As for the aforementioned Bxg2!, it's a nice shot, considering it was blind-fold, but Carlsen errs in his next move. Nf4? is a blunder at it allows 23. Kf2, a surprisingly safe spot for the king. The problem is Svidler overestimates the severity of the attack and resigns when he had 24.Nd7! , attacking the rook and wading off black's assault.

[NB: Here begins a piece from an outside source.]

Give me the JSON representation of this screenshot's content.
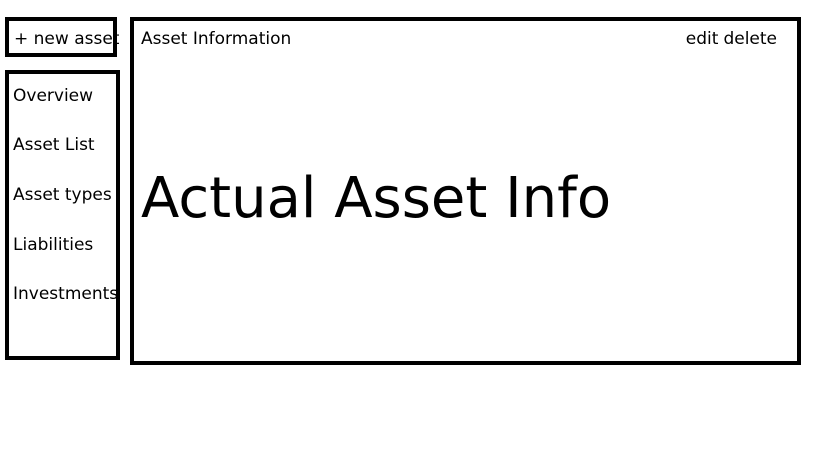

Oct-23-14  tranquilsimplicity: <fisayo123> You have very convincingly put forth strong arguments, that I am tempted to agree with you, and thus banish my "serious doubts". Indeed, most of Carlsen's wins are now incredibly positional; but this may be due to the fact that it has become increasingly difficult for Super GMs to beat each other through tactics; Kasparov managed to achieve this feat by 'crushing' his peers through combinatorial play. Anyhow, you have convinced me and won the argument.#
Premium Chessgames Member
  Zephyr10: "he's a bit like Petrosian, a deceptively strong tactician. Not one of the best, there a quite a few better, but good enough to be at his current level." -- fisayo I've never heard such horse manure in my life! Good enough to be at his current level??! That level is world champion and by far highest rated player in history! Anyways, Petrosian was as strong a tactician as anyone ever, as is Magnus. You can call it positional if you wish, but players don't get to be positional until they see every tactical trick in the book.